Friendly reminder, the Press of A.C.’s John Santore was reporting Gov. Christie might use a PILOT veto to force regionalization of the A.C. Police Department and privatization of other city agencies, back in November.

Meanwhile the Press’s Reuben Kramer reports on the $168 million the city owes the Borgata after the casino successfully appealed its property taxes. Mayor Don Guardian yesterday “floated two potential paths to resolution” of this debt, neither particularly appealing to the executive jobs-creators who brought you such innovations as the Borgata Babe.

Longtime South Jersey high school football coach Vince McAneney has died, the Courier-Post reports. McAneney coached for 36 seasons at a number of schools around the Delaware Valley.

NJ Spotlight has a Q&A with the director of the NJ Farm Bureau, Peter Furey, who told the ‘light that, “the cost and availability of seasonal labor” was the biggest “struggle” for the state’s farmers.

Bob Patterson enters the race for NJ’s first congressional district. PolitickerNJ nicely analyzes.

Apparently it’s going to snow. Maybe? We’ve been over this.

Big high school basketball tournament at Holy Spirit this weekend. Games run noon to 7pm Saturday and Sunday. The legendary Tom Williams reports. Admission’s six dollars.
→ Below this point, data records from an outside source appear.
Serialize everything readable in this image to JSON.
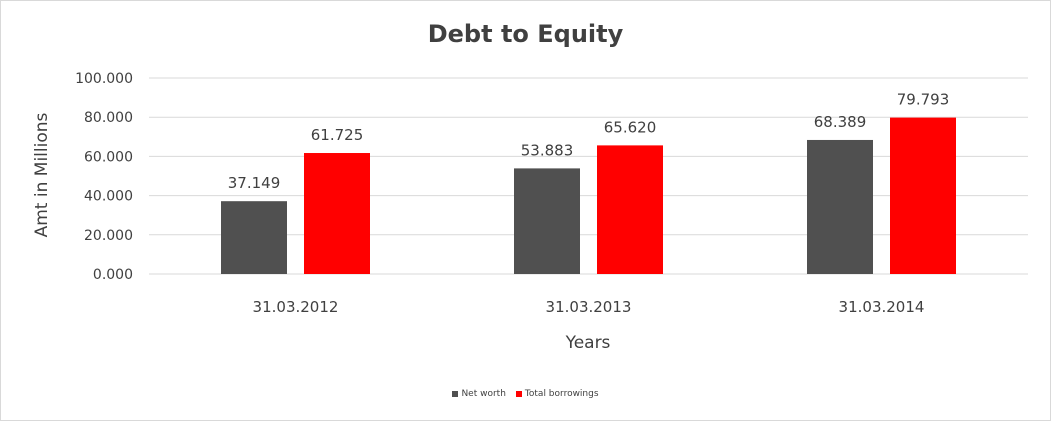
{
  "chart_data": {
    "type": "bar",
    "title": "Debt to Equity",
    "xlabel": "Years",
    "ylabel": "Amt in Millions",
    "categories": [
      "31.03.2012",
      "31.03.2013",
      "31.03.2014"
    ],
    "series": [
      {
        "name": "Net worth",
        "color": "#505050",
        "values": [
          37.149,
          53.883,
          68.389
        ],
        "labels": [
          "37.149",
          "53.883",
          "68.389"
        ]
      },
      {
        "name": "Total borrowings",
        "color": "#ff0000",
        "values": [
          61.725,
          65.62,
          79.793
        ],
        "labels": [
          "61.725",
          "65.620",
          "79.793"
        ]
      }
    ],
    "ylim": [
      0,
      100
    ],
    "yticks": [
      "0.000",
      "20.000",
      "40.000",
      "60.000",
      "80.000",
      "100.000"
    ],
    "grid": true,
    "legend": "bottom"
  }
}
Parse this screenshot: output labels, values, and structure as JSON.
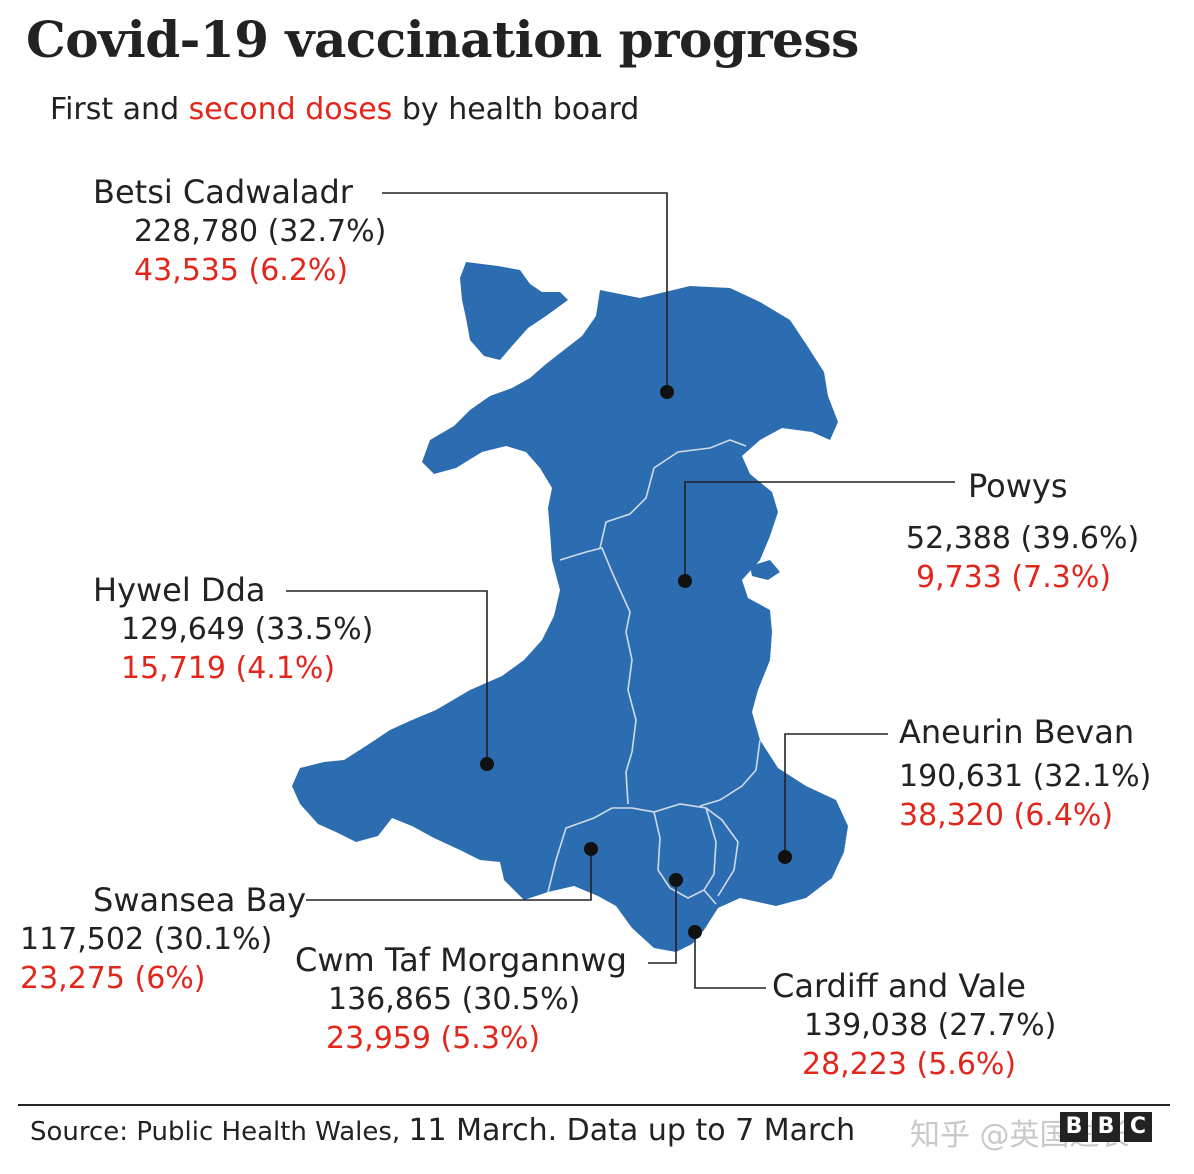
{
  "header": {
    "title": "Covid-19 vaccination progress",
    "subtitle_part1": "First and",
    "subtitle_accent": "second doses",
    "subtitle_part2": "by health board"
  },
  "colors": {
    "map_fill": "#2c6db1",
    "second_dose": "#e2261c",
    "text": "#222222"
  },
  "boards": [
    {
      "name": "Betsi Cadwaladr",
      "first": "228,780 (32.7%)",
      "second": "43,535 (6.2%)"
    },
    {
      "name": "Powys",
      "first": "52,388 (39.6%)",
      "second": "9,733 (7.3%)"
    },
    {
      "name": "Hywel Dda",
      "first": "129,649 (33.5%)",
      "second": "15,719 (4.1%)"
    },
    {
      "name": "Aneurin Bevan",
      "first": "190,631 (32.1%)",
      "second": "38,320 (6.4%)"
    },
    {
      "name": "Swansea Bay",
      "first": "117,502 (30.1%)",
      "second": "23,275 (6%)"
    },
    {
      "name": "Cwm Taf Morgannwg",
      "first": "136,865 (30.5%)",
      "second": "23,959 (5.3%)"
    },
    {
      "name": "Cardiff and Vale",
      "first": "139,038 (27.7%)",
      "second": "28,223 (5.6%)"
    }
  ],
  "footer": {
    "source": "Source: Public Health Wales,",
    "date": "11 March. Data up to 7 March",
    "watermark": "知乎 @英国进长",
    "logo_letters": [
      "B",
      "B",
      "C"
    ]
  }
}
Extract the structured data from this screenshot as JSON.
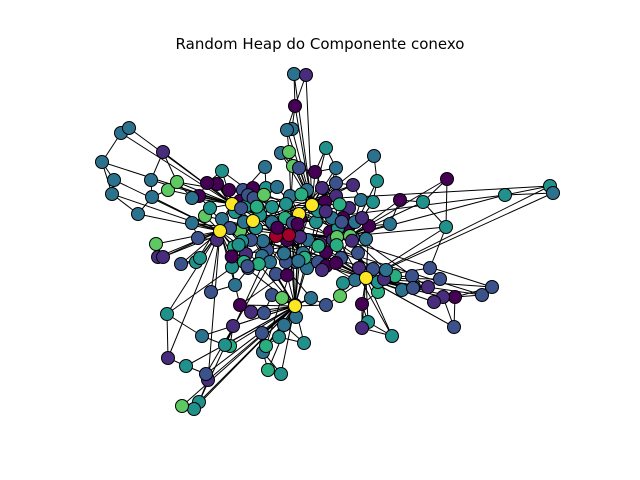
{
  "figure": {
    "title": "Random Heap do Componente conexo"
  },
  "graph": {
    "node_count": 216,
    "colormap": "viridis",
    "node_outline_color": "#000000",
    "edge_color": "#000000",
    "color_levels": {
      "purple": "#440154",
      "indigo": "#472d7b",
      "blue": "#3b528b",
      "slate": "#2c728e",
      "teal": "#21918c",
      "sea": "#28ae80",
      "green": "#5ec962",
      "yellow": "#fde725",
      "red": "#a0002a"
    }
  }
}
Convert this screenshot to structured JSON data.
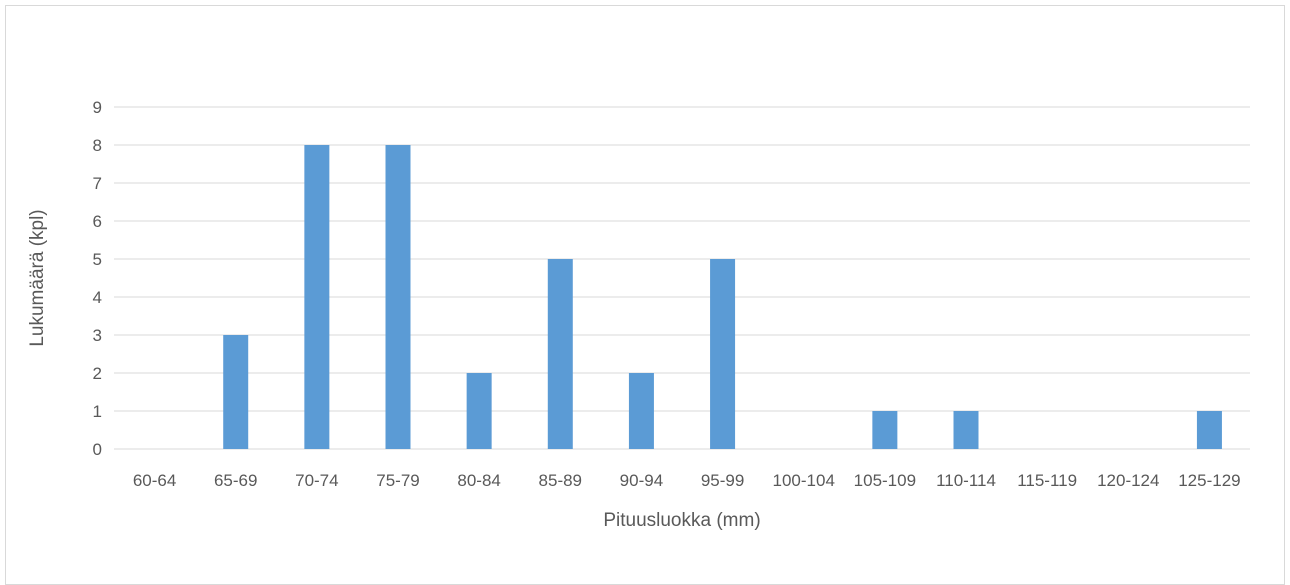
{
  "chart_data": {
    "type": "bar",
    "title": "",
    "xlabel": "Pituusluokka (mm)",
    "ylabel": "Lukumäärä (kpl)",
    "categories": [
      "60-64",
      "65-69",
      "70-74",
      "75-79",
      "80-84",
      "85-89",
      "90-94",
      "95-99",
      "100-104",
      "105-109",
      "110-114",
      "115-119",
      "120-124",
      "125-129"
    ],
    "values": [
      0,
      3,
      8,
      8,
      2,
      5,
      2,
      5,
      0,
      1,
      1,
      0,
      0,
      1
    ],
    "ylim": [
      0,
      9
    ],
    "yticks": [
      0,
      1,
      2,
      3,
      4,
      5,
      6,
      7,
      8,
      9
    ],
    "grid": true,
    "legend": "none",
    "colors": {
      "bar": "#5b9bd5",
      "grid": "#d9d9d9",
      "text": "#595959"
    }
  }
}
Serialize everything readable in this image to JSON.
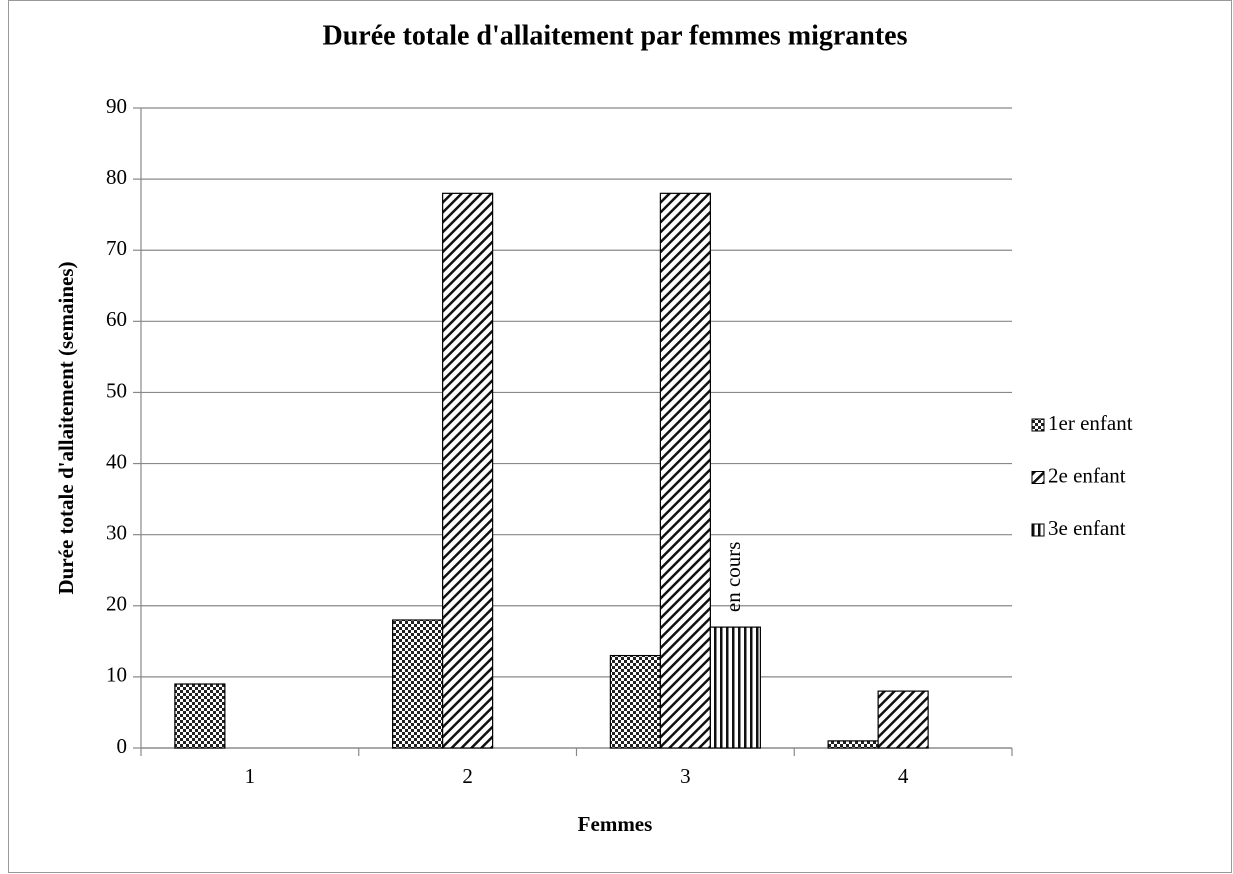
{
  "chart_data": {
    "type": "bar",
    "title": "Durée totale d'allaitement par femmes migrantes",
    "x_label": "Femmes",
    "y_label": "Durée totale d'allaitement (semaines)",
    "categories": [
      "1",
      "2",
      "3",
      "4"
    ],
    "series": [
      {
        "name": "1er enfant",
        "pattern": "checker",
        "values": [
          9,
          18,
          13,
          1
        ]
      },
      {
        "name": "2e enfant",
        "pattern": "diagonal",
        "values": [
          null,
          78,
          78,
          8
        ]
      },
      {
        "name": "3e enfant",
        "pattern": "vertical",
        "values": [
          null,
          null,
          17,
          null
        ]
      }
    ],
    "annotation": "en cours",
    "ylim": [
      0,
      90
    ],
    "yticks": [
      0,
      10,
      20,
      30,
      40,
      50,
      60,
      70,
      80,
      90
    ],
    "grid": true,
    "legend": "right"
  }
}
A Woowich man was sentenced to six years in prison for running a Ponzi scheme. Distressed homes, real estate fraud, etc. Jeff Blumenthal of the Philadelphia Business Journal reports.

Quail! They’re apparently all over South Jersey. Or soon will be, after a reintroduction project that began last April. Numbers had fallen off dramatically from the 1960s through the beginning of this decade.

And 59% of New Jerseyans questioned said they would support (subscription) a constitutional amendment to require quarterly pension payments by the state, according to a Fairleigh Dickinson University PublicMind poll. Himself (Chris Christie) devoted a goodly chunk of the State of the State speech to criticizing such payments.